Tuesday, August 12, 2014

I am lost.. too lost!

For a moment today, I was lost! In my old days, my old memories, old photographs and it felt amazing. It was somehow refreshing, because lately, my life has been nothing but a fight with depression, pain, heartbreak, humiliations and awful sadness. I put a smile on my face, so I don't have to bother with all these discussions when I have to look the other person in eye and tell the reasons behind my pain. Frankly, so much has happened that I don't even know anymore what's causing the pain? Nobody actually understands, not even me, what the real cause of all my anger, my aggression is. I am forced to live a life that I cannot possibly survive one more day, but yet, every day I wake up I have to tell myself, live for others! Make it one more day, and everything will be okay... Eventhough I know, nothing will ever be okay. I have not felt this alone in my entire life, because literally, I have no one around me that I can share my pain with. They keep telling me to be strong, but they just leave, one by one, and call me selfish eventually. It's too painful, you know. I don't know whom to talk to! I am falling apart somehow, but I am keeping myself strong! It's like, I am going to burst one day and the awful things that would come out of my mouth are something that I fear the most. I am keeping too much inside. I have lost too much, in too less time, and I am loosing myself today! I just realized, I don't have a best friend. It's like, that past was better, and I was so unthankful to take it for-granted so easily. I was so unthankful to let go of all those beautiful people that actually cared about me, and now I am all alone, with nobody around me to hold me and comfort me or to tell me that everything would make sense eventually.

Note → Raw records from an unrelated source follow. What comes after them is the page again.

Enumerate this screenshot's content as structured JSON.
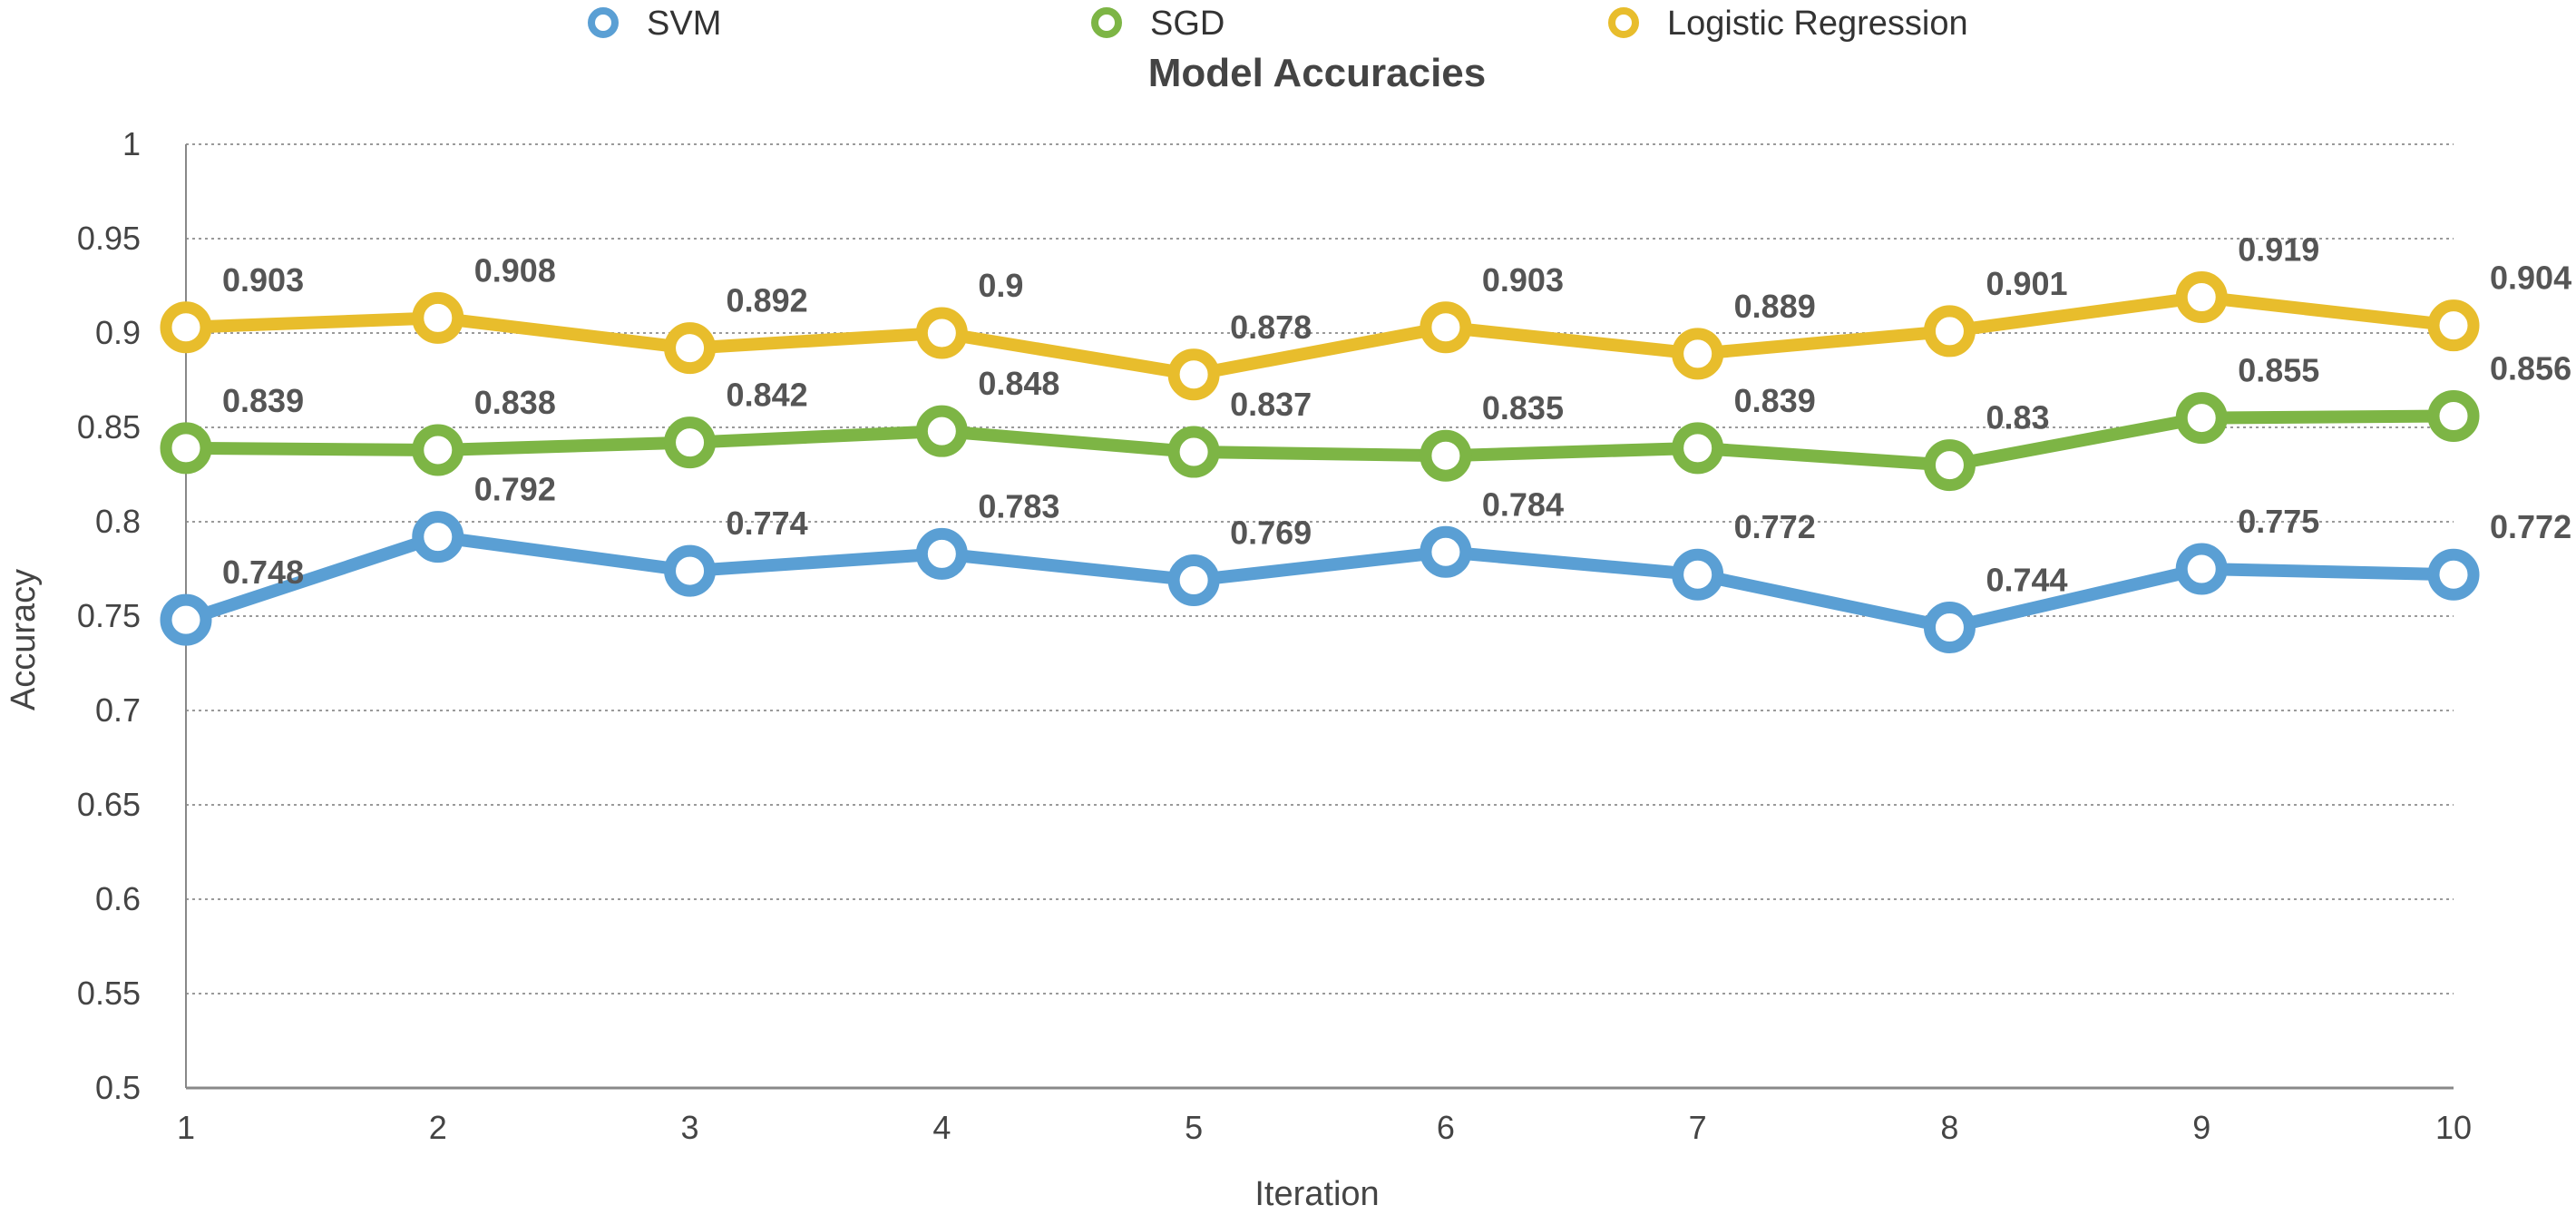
{
  "chart_data": {
    "type": "line",
    "title": "Model Accuracies",
    "xlabel": "Iteration",
    "ylabel": "Accuracy",
    "x": [
      1,
      2,
      3,
      4,
      5,
      6,
      7,
      8,
      9,
      10
    ],
    "x_tick_labels": [
      "1",
      "2",
      "3",
      "4",
      "5",
      "6",
      "7",
      "8",
      "9",
      "10"
    ],
    "ylim": [
      0.5,
      1
    ],
    "y_tick_labels": [
      "0.5",
      "0.55",
      "0.6",
      "0.65",
      "0.7",
      "0.75",
      "0.8",
      "0.85",
      "0.9",
      "0.95",
      "1"
    ],
    "grid": "horizontal dotted",
    "legend_position": "top",
    "series": [
      {
        "name": "SVM",
        "color": "#5a9fd4",
        "values": [
          0.748,
          0.792,
          0.774,
          0.783,
          0.769,
          0.784,
          0.772,
          0.744,
          0.775,
          0.772
        ],
        "labels": [
          "0.748",
          "0.792",
          "0.774",
          "0.783",
          "0.769",
          "0.784",
          "0.772",
          "0.744",
          "0.775",
          "0.772"
        ]
      },
      {
        "name": "SGD",
        "color": "#7db545",
        "values": [
          0.839,
          0.838,
          0.842,
          0.848,
          0.837,
          0.835,
          0.839,
          0.83,
          0.855,
          0.856
        ],
        "labels": [
          "0.839",
          "0.838",
          "0.842",
          "0.848",
          "0.837",
          "0.835",
          "0.839",
          "0.83",
          "0.855",
          "0.856"
        ]
      },
      {
        "name": "Logistic Regression",
        "color": "#e8bd2c",
        "values": [
          0.903,
          0.908,
          0.892,
          0.9,
          0.878,
          0.903,
          0.889,
          0.901,
          0.919,
          0.904
        ],
        "labels": [
          "0.903",
          "0.908",
          "0.892",
          "0.9",
          "0.878",
          "0.903",
          "0.889",
          "0.901",
          "0.919",
          "0.904"
        ]
      }
    ]
  }
}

It's like, I keep having this weird feeling that I am not this person anymore. I am somebody else, a hopeless, lifeless soul that's just passing each single day only waiting for her time to be over. It's horrifying! I am fighting that battle within me, and I am all alone! I can't seem to get up, and bow my head infront of ALLAH to pray. I feel too guilty, because even HE knows, no matter how much I repent, I keep going back to the same spoiled version of myself. I don't know what to do.. I am lost, too bad, and I can't seem to find a way!

Somehow, writing this made me feel better. I do believe, if I have come this long, I'll make it ahead! But I just need to know the way, MY WAY OF HOPE.. I need to find it, as soon as I can!